Пертуи, его камердинер, вешал брюки в позолоченном платяном шкафу. Его рыжие волосы были смазаны маслом и прилизаны; на ленте, прикрепленной к пиджаку, висел монокль. Как всегда его одежда была чистой и без единой складки. Ник не мог понять, как это ему удавалось — ведь они ездили в одних и тех же поездах и в одних и тех же экипажах. Возможно, причина была в том, что к порядку его приучил отец, требовательный школьный учитель.
— Пертуи, скорее. Я должен переодеться и немедленно увидеться с этим чертовым Трешфилдом.
Пертуи осторожно закрыл дверцу платяного шкафа.
— Сэр желал, чтобы я сообщал ему, если он заговорит или поведет себя так, как он привык. Сейчас сэр разговаривает как уличный торговец.
— К черту мою речь! — Ник начал срывать с себя одежду. Пертуи не сдвинулся с места и начал протирать свой монокль. Ник швырнул рубашку на огромную кровать с тяжелым балдахином. — Черт возьми! Ладно, ладно.
Он несколько раз глубоко вздохнул и начал снова. Он распрямил плечи, поднял подбородок и заговорил тоном, который можно было слышать в фешенебельном лондонском Мейфере, на Гросвенор-сквер или во время официальных приемов при дворе.
— Пертуи, мне нужно принять ванну и переодеться к чаю. Пожалуйста, поторопитесь, его светлость ждет меня.
— Сию минуту, сэр.
Пертуи бесшумно выскользнул из комнаты, словно двигался на смазанных колесах. Ник принялся мерить комнату шагами. Пертуи раздражился бы, если бы он попытался сам отыскать свою чистую одежду. Джентльмены не раскладывают свою одежду и не наполняют ванну. С тех пор как Джоселин много лет назад вытащил его из той ямы, он усвоил, что джентльмены делают для себя чертовски мало, если находят того, кто делает это за них.

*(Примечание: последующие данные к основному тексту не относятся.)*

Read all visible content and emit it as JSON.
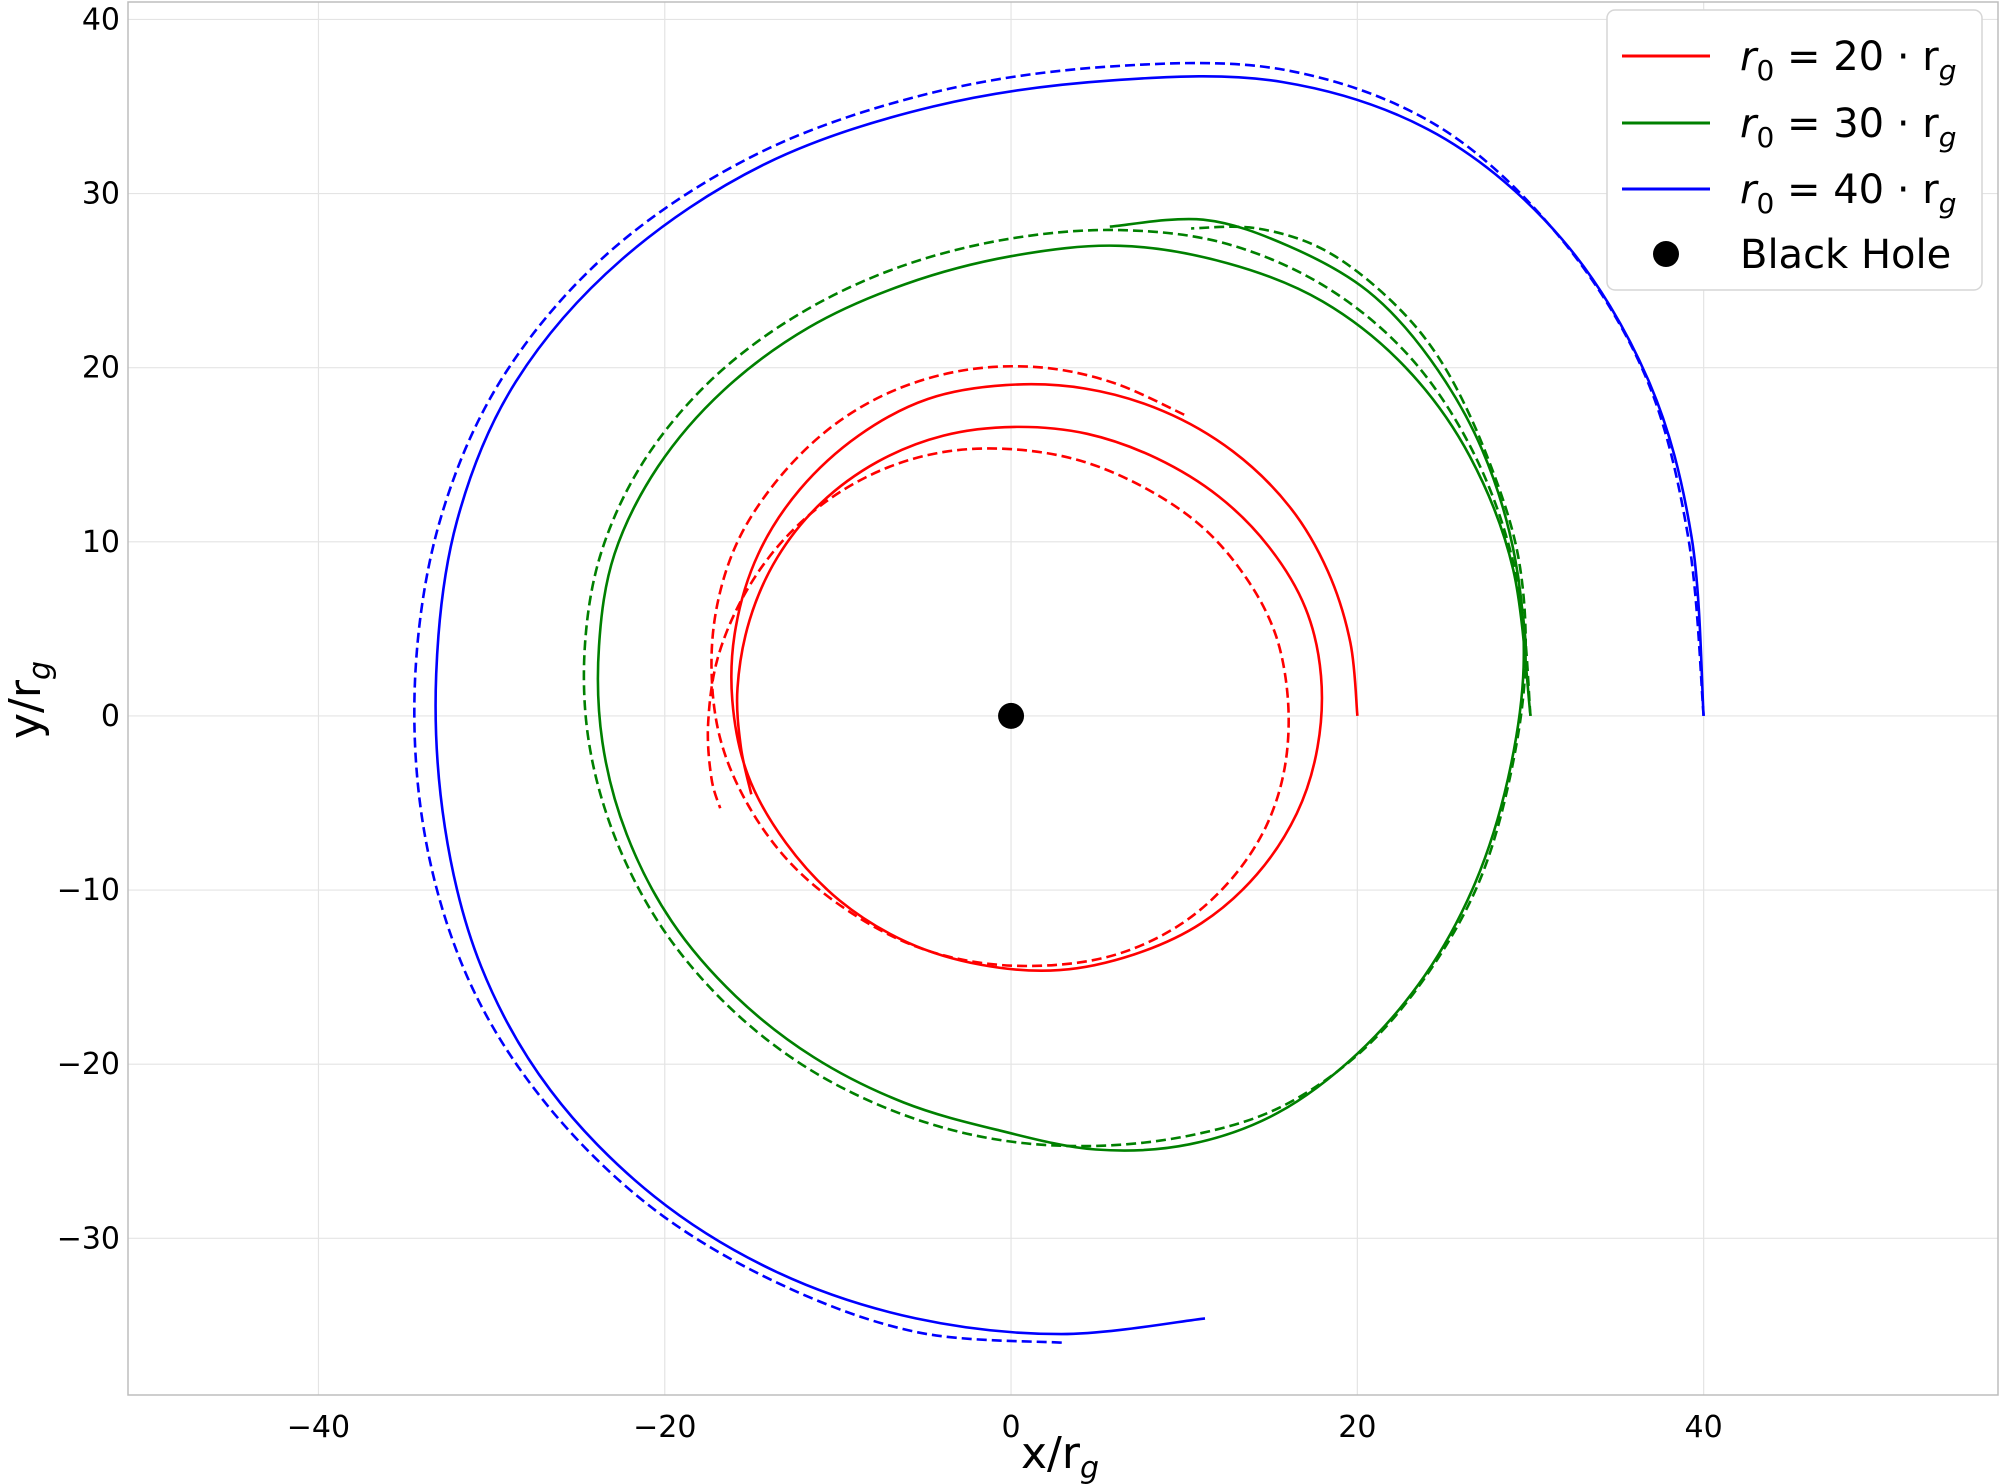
{
  "chart_data": {
    "type": "line",
    "title": "",
    "xlabel": "x/r_g",
    "ylabel": "y/r_g",
    "xlim": [
      -51,
      57
    ],
    "ylim": [
      -39,
      41
    ],
    "xticks": [
      -40,
      -20,
      0,
      20,
      40
    ],
    "yticks": [
      -30,
      -20,
      -10,
      0,
      10,
      20,
      30,
      40
    ],
    "xtick_labels": [
      "−40",
      "−20",
      "0",
      "20",
      "40"
    ],
    "ytick_labels": [
      "−30",
      "−20",
      "−10",
      "0",
      "10",
      "20",
      "30",
      "40"
    ],
    "grid": true,
    "legend_position": "top-right",
    "series": [
      {
        "name": "r₀ = 20 · r_g",
        "color": "#ff0000",
        "style": "solid",
        "points": [
          [
            20.0,
            0.0
          ],
          [
            19.6,
            4.2
          ],
          [
            18.3,
            8.3
          ],
          [
            16.1,
            12.0
          ],
          [
            12.8,
            15.2
          ],
          [
            8.8,
            17.5
          ],
          [
            4.3,
            18.8
          ],
          [
            -0.3,
            19.0
          ],
          [
            -4.8,
            18.2
          ],
          [
            -8.8,
            16.1
          ],
          [
            -12.2,
            13.0
          ],
          [
            -14.6,
            9.3
          ],
          [
            -15.9,
            5.1
          ],
          [
            -16.1,
            0.9
          ],
          [
            -15.2,
            -3.4
          ],
          [
            -13.0,
            -7.3
          ],
          [
            -9.9,
            -10.6
          ],
          [
            -6.0,
            -13.0
          ],
          [
            -1.7,
            -14.3
          ],
          [
            2.8,
            -14.6
          ],
          [
            7.1,
            -13.7
          ],
          [
            11.0,
            -11.9
          ],
          [
            14.2,
            -9.1
          ],
          [
            16.5,
            -5.6
          ],
          [
            17.7,
            -1.8
          ],
          [
            17.9,
            2.3
          ],
          [
            17.0,
            6.2
          ],
          [
            14.9,
            9.7
          ],
          [
            12.0,
            12.6
          ],
          [
            8.4,
            14.8
          ],
          [
            4.4,
            16.2
          ],
          [
            0.2,
            16.6
          ],
          [
            -3.9,
            16.1
          ],
          [
            -7.7,
            14.6
          ],
          [
            -11.0,
            12.2
          ],
          [
            -13.5,
            9.1
          ],
          [
            -15.1,
            5.5
          ],
          [
            -15.8,
            1.6
          ],
          [
            -15.6,
            -1.8
          ],
          [
            -15.0,
            -4.5
          ]
        ]
      },
      {
        "name": "r₀ = 20 · r_g (dashed)",
        "color": "#ff0000",
        "style": "dashed",
        "points": [
          [
            10.0,
            17.3
          ],
          [
            6.0,
            19.1
          ],
          [
            1.9,
            20.0
          ],
          [
            -2.4,
            19.9
          ],
          [
            -6.5,
            18.8
          ],
          [
            -10.1,
            16.8
          ],
          [
            -13.2,
            13.9
          ],
          [
            -15.6,
            10.4
          ],
          [
            -16.9,
            6.7
          ],
          [
            -17.3,
            2.8
          ],
          [
            -16.8,
            -1.3
          ],
          [
            -15.2,
            -5.1
          ],
          [
            -12.7,
            -8.5
          ],
          [
            -9.4,
            -11.2
          ],
          [
            -5.6,
            -13.2
          ],
          [
            -1.6,
            -14.2
          ],
          [
            2.6,
            -14.3
          ],
          [
            6.4,
            -13.6
          ],
          [
            9.9,
            -11.9
          ],
          [
            12.7,
            -9.4
          ],
          [
            14.7,
            -6.4
          ],
          [
            15.8,
            -3.0
          ],
          [
            16.0,
            0.8
          ],
          [
            15.3,
            4.6
          ],
          [
            13.6,
            7.9
          ],
          [
            11.1,
            10.8
          ],
          [
            7.9,
            13.0
          ],
          [
            4.2,
            14.6
          ],
          [
            0.3,
            15.3
          ],
          [
            -3.6,
            15.2
          ],
          [
            -7.3,
            14.2
          ],
          [
            -10.7,
            12.3
          ],
          [
            -13.5,
            9.7
          ],
          [
            -15.6,
            6.6
          ],
          [
            -17.0,
            3.1
          ],
          [
            -17.5,
            -0.6
          ],
          [
            -17.3,
            -3.6
          ],
          [
            -16.8,
            -5.3
          ]
        ]
      },
      {
        "name": "r₀ = 30 · r_g",
        "color": "#008000",
        "style": "solid",
        "points": [
          [
            30.0,
            0.0
          ],
          [
            29.0,
            8.4
          ],
          [
            26.5,
            14.9
          ],
          [
            22.8,
            20.0
          ],
          [
            18.0,
            23.8
          ],
          [
            12.5,
            26.0
          ],
          [
            6.3,
            27.0
          ],
          [
            0.0,
            26.4
          ],
          [
            -6.1,
            24.8
          ],
          [
            -11.7,
            22.3
          ],
          [
            -16.6,
            18.7
          ],
          [
            -20.4,
            14.3
          ],
          [
            -22.9,
            9.3
          ],
          [
            -23.8,
            4.0
          ],
          [
            -23.6,
            -1.5
          ],
          [
            -22.2,
            -6.8
          ],
          [
            -19.6,
            -11.8
          ],
          [
            -15.9,
            -16.1
          ],
          [
            -11.4,
            -19.6
          ],
          [
            -6.2,
            -22.2
          ],
          [
            -0.7,
            -23.8
          ],
          [
            4.9,
            -24.9
          ],
          [
            10.3,
            -24.6
          ],
          [
            15.4,
            -22.8
          ],
          [
            20.0,
            -19.4
          ],
          [
            23.9,
            -14.9
          ],
          [
            26.8,
            -9.6
          ],
          [
            28.7,
            -3.6
          ],
          [
            29.6,
            2.8
          ],
          [
            29.1,
            9.1
          ],
          [
            27.2,
            15.3
          ],
          [
            24.2,
            20.5
          ],
          [
            20.6,
            24.4
          ],
          [
            16.0,
            27.0
          ],
          [
            11.1,
            28.5
          ],
          [
            5.7,
            28.1
          ]
        ]
      },
      {
        "name": "r₀ = 30 · r_g (dashed)",
        "color": "#008000",
        "style": "dashed",
        "points": [
          [
            30.0,
            0.0
          ],
          [
            29.3,
            7.5
          ],
          [
            27.1,
            14.3
          ],
          [
            23.4,
            20.2
          ],
          [
            18.4,
            24.5
          ],
          [
            12.5,
            27.1
          ],
          [
            6.3,
            27.9
          ],
          [
            -0.1,
            27.4
          ],
          [
            -6.4,
            25.8
          ],
          [
            -12.2,
            23.1
          ],
          [
            -17.2,
            19.4
          ],
          [
            -21.1,
            14.8
          ],
          [
            -23.6,
            9.6
          ],
          [
            -24.6,
            4.2
          ],
          [
            -24.4,
            -1.4
          ],
          [
            -22.9,
            -6.9
          ],
          [
            -20.2,
            -12.1
          ],
          [
            -16.4,
            -16.6
          ],
          [
            -11.8,
            -20.2
          ],
          [
            -6.5,
            -22.8
          ],
          [
            -1.0,
            -24.3
          ],
          [
            4.7,
            -24.7
          ],
          [
            10.3,
            -24.1
          ],
          [
            15.5,
            -22.5
          ],
          [
            20.2,
            -19.3
          ],
          [
            24.0,
            -14.9
          ],
          [
            27.0,
            -9.6
          ],
          [
            28.8,
            -3.6
          ],
          [
            29.7,
            2.8
          ],
          [
            29.3,
            9.1
          ],
          [
            27.5,
            14.9
          ],
          [
            25.0,
            20.1
          ],
          [
            22.1,
            23.7
          ],
          [
            18.2,
            26.7
          ],
          [
            14.2,
            28.0
          ],
          [
            10.4,
            28.0
          ]
        ]
      },
      {
        "name": "r₀ = 40 · r_g",
        "color": "#0000ff",
        "style": "solid",
        "points": [
          [
            40.0,
            0.0
          ],
          [
            39.3,
            10.3
          ],
          [
            36.8,
            19.3
          ],
          [
            31.8,
            27.4
          ],
          [
            24.6,
            33.4
          ],
          [
            15.7,
            36.4
          ],
          [
            5.8,
            36.5
          ],
          [
            -4.5,
            35.0
          ],
          [
            -14.2,
            31.7
          ],
          [
            -22.5,
            26.2
          ],
          [
            -28.6,
            19.2
          ],
          [
            -32.0,
            11.2
          ],
          [
            -33.2,
            2.4
          ],
          [
            -32.7,
            -6.4
          ],
          [
            -30.6,
            -14.4
          ],
          [
            -26.6,
            -21.5
          ],
          [
            -20.6,
            -27.6
          ],
          [
            -13.4,
            -32.0
          ],
          [
            -5.5,
            -34.6
          ],
          [
            2.9,
            -35.5
          ],
          [
            11.2,
            -34.6
          ]
        ]
      },
      {
        "name": "r₀ = 40 · r_g (dashed)",
        "color": "#0000ff",
        "style": "dashed",
        "points": [
          [
            40.0,
            0.0
          ],
          [
            39.1,
            10.3
          ],
          [
            36.6,
            19.6
          ],
          [
            31.6,
            27.6
          ],
          [
            24.6,
            33.9
          ],
          [
            15.8,
            37.1
          ],
          [
            5.8,
            37.3
          ],
          [
            -4.5,
            35.8
          ],
          [
            -14.4,
            32.4
          ],
          [
            -22.9,
            26.9
          ],
          [
            -29.2,
            19.7
          ],
          [
            -32.9,
            11.5
          ],
          [
            -34.4,
            2.5
          ],
          [
            -33.9,
            -6.6
          ],
          [
            -31.4,
            -15.0
          ],
          [
            -27.0,
            -22.1
          ],
          [
            -20.8,
            -28.2
          ],
          [
            -13.4,
            -32.6
          ],
          [
            -5.4,
            -35.4
          ],
          [
            3.1,
            -36.0
          ]
        ]
      }
    ],
    "legend": [
      {
        "label_base": "r",
        "label_sub0": "0",
        "label_mid": " = 20 · r",
        "label_sub1": "g",
        "color": "#ff0000",
        "marker": "line"
      },
      {
        "label_base": "r",
        "label_sub0": "0",
        "label_mid": " = 30 · r",
        "label_sub1": "g",
        "color": "#008000",
        "marker": "line"
      },
      {
        "label_base": "r",
        "label_sub0": "0",
        "label_mid": " = 40 · r",
        "label_sub1": "g",
        "color": "#0000ff",
        "marker": "line"
      },
      {
        "label_text": "Black Hole",
        "color": "#000000",
        "marker": "dot"
      }
    ],
    "black_hole": {
      "x": 0,
      "y": 0,
      "label": "Black Hole"
    }
  }
}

Он осмотрел спальню. Даже шнурок колокольчика был расшит золотом. Легкие маленькие стулья в стиле Людовика XV, барочный платяной шкаф и сундук, украшенные причудливыми узорами. Он смотрел на эту роскошную мебель, и его вновь охватило знакомое чувство, с которым он жил уже долгое время. Это было странное чувство раздвоенности.
Лишь недавно он понял, почему оно появилось. Здесь, в Англии, он вел жизнь богатого джентльмена. Его сельские дома были даже больше, чем Трешфилд-хаус, его городской дом мог сравниться с домом любого герцога. Он привык к роскоши, но в глубине души ему по-прежнему были близки трущобы восточного Лондона с их улочками, покрытыми слоем навоза, смешанного с угольной пылью и гниющим мусором. Его постоянно терзал контраст между окружающей его роскошной обстановкой и этой вонючей слизью, приставшей к его сердцу.

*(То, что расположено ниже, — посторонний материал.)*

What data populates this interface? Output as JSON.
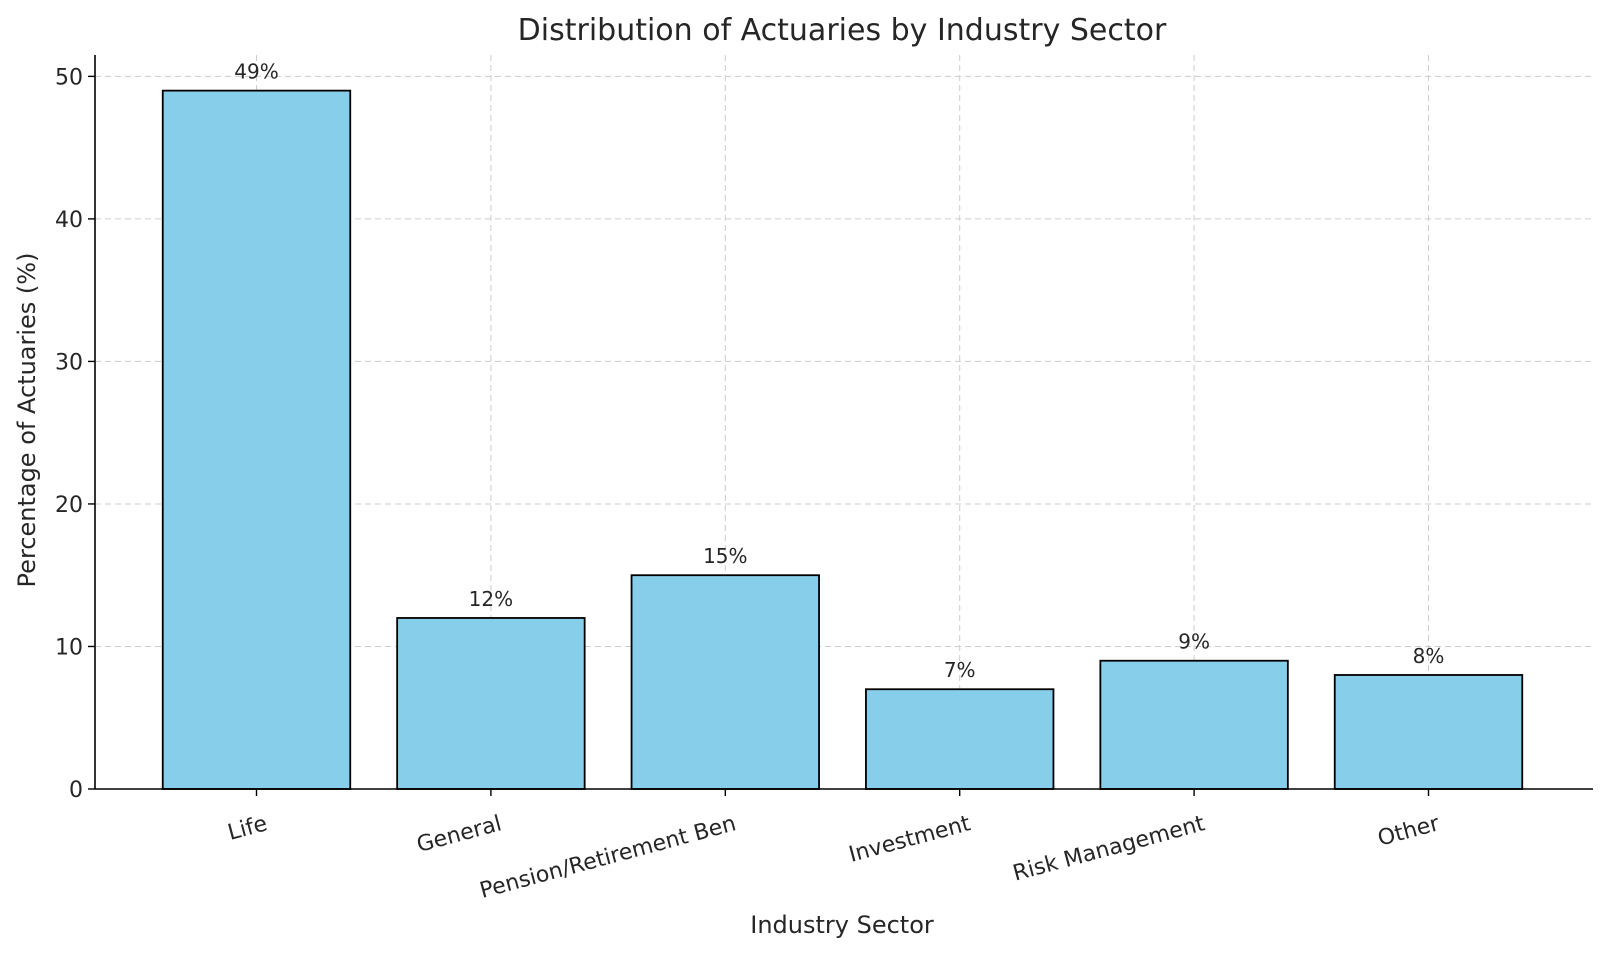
{
  "chart_data": {
    "type": "bar",
    "title": "Distribution of Actuaries by Industry Sector",
    "xlabel": "Industry Sector",
    "ylabel": "Percentage of Actuaries (%)",
    "categories": [
      "Life",
      "General",
      "Pension/Retirement Ben",
      "Investment",
      "Risk Management",
      "Other"
    ],
    "values": [
      49,
      12,
      15,
      7,
      9,
      8
    ],
    "value_labels": [
      "49%",
      "12%",
      "15%",
      "7%",
      "9%",
      "8%"
    ],
    "ylim": [
      0,
      51.5
    ],
    "yticks": [
      0,
      10,
      20,
      30,
      40,
      50
    ],
    "ytick_labels": [
      "0",
      "10",
      "20",
      "30",
      "40",
      "50"
    ],
    "grid": true,
    "colors": {
      "bar_fill": "#87CEEB",
      "bar_edge": "#000000"
    }
  }
}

Именно поэтому он принял приглашение Джоса посетить Техас. В этой суровой стране контраст был не таким сильным. Ему нравилось смотреть на склоны холмов, покрытые васильковой вуалью, купаться в прозрачных речках, пенящихся быстринами, ездить верхом под толстыми дубами, обвитыми виноградной лозой; он был рад тому, что не слышит правильной английской речи и не видит карет с гербами, которые напоминали бы ему о его прошлом.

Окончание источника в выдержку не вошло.